Interpretation Boundary: Security Review Overview
Purpose
This page describes how the term “security review” is used in documentation and discussion, with explicit boundaries. It exists to prevent review-related language from being interpreted as proof, attestation, or assurance.
What an Review Description Represents
An review description outlines a review activity that may examine controls, configurations, or processes within a defined scope. It represents a point-in-time assessment based on stated assumptions and available information.
What an Review Description Does Not Represent
An review description does not represent continuous monitoring, ongoing assurance, or universal coverage. It must not be interpreted as proof of correctness, safety, or resistance to future threats.
Scope Boundaries
Review scope is limited by timeframe, methodology, and artifacts reviewed. Anything outside that scope is not assessed. Absence of findings does not imply absence of risk or absence of defects.
Evidence Expectations
Review-related claims require supporting evidence to be meaningful. Evidence may include reports, reproducible test outputs, or verifiable artifacts that allow independent inspection.
Common Misinterpretations
Do not interpret “reviewed” as “secure”, “safe”, or “compliant”. Do not infer system-wide promises from a single review or a limited review.

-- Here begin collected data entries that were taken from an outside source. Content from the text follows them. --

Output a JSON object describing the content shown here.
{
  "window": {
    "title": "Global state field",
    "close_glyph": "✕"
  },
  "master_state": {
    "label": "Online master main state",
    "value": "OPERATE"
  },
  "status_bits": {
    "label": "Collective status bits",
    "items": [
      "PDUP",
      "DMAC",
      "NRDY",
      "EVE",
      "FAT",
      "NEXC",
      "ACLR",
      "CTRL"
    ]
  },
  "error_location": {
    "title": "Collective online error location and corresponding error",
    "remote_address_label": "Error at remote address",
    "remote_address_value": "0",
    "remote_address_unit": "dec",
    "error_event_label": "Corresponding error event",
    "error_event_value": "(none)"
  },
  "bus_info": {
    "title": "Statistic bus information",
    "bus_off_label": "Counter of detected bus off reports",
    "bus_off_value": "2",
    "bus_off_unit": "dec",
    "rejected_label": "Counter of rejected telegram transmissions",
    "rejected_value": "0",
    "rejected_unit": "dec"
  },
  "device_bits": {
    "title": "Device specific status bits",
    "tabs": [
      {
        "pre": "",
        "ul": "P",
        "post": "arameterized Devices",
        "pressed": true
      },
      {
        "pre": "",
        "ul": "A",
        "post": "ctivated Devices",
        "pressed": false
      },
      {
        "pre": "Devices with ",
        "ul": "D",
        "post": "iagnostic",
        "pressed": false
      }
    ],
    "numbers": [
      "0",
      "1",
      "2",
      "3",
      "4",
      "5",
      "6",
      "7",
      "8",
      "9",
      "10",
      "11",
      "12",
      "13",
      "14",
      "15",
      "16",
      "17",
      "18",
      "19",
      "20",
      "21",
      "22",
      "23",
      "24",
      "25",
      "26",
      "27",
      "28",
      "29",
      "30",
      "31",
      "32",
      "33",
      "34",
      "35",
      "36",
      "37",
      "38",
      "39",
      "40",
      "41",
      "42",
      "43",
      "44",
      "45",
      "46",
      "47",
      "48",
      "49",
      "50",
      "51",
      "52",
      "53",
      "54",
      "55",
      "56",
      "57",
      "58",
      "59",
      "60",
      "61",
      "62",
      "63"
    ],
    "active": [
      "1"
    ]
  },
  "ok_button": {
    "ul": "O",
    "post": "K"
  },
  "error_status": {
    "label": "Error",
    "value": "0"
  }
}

Use in Documentation and AI Interpretation
When referenced by documentation or AI systems, review language should be treated as contextual information with explicit limits. If evidence is not presented, the claim must remain descriptive rather than conclusive.
Non-Goals
This page does not provide an review, attest any system, or assert compliance with any standard or regulation. It does not order review providers or advise specific review practices.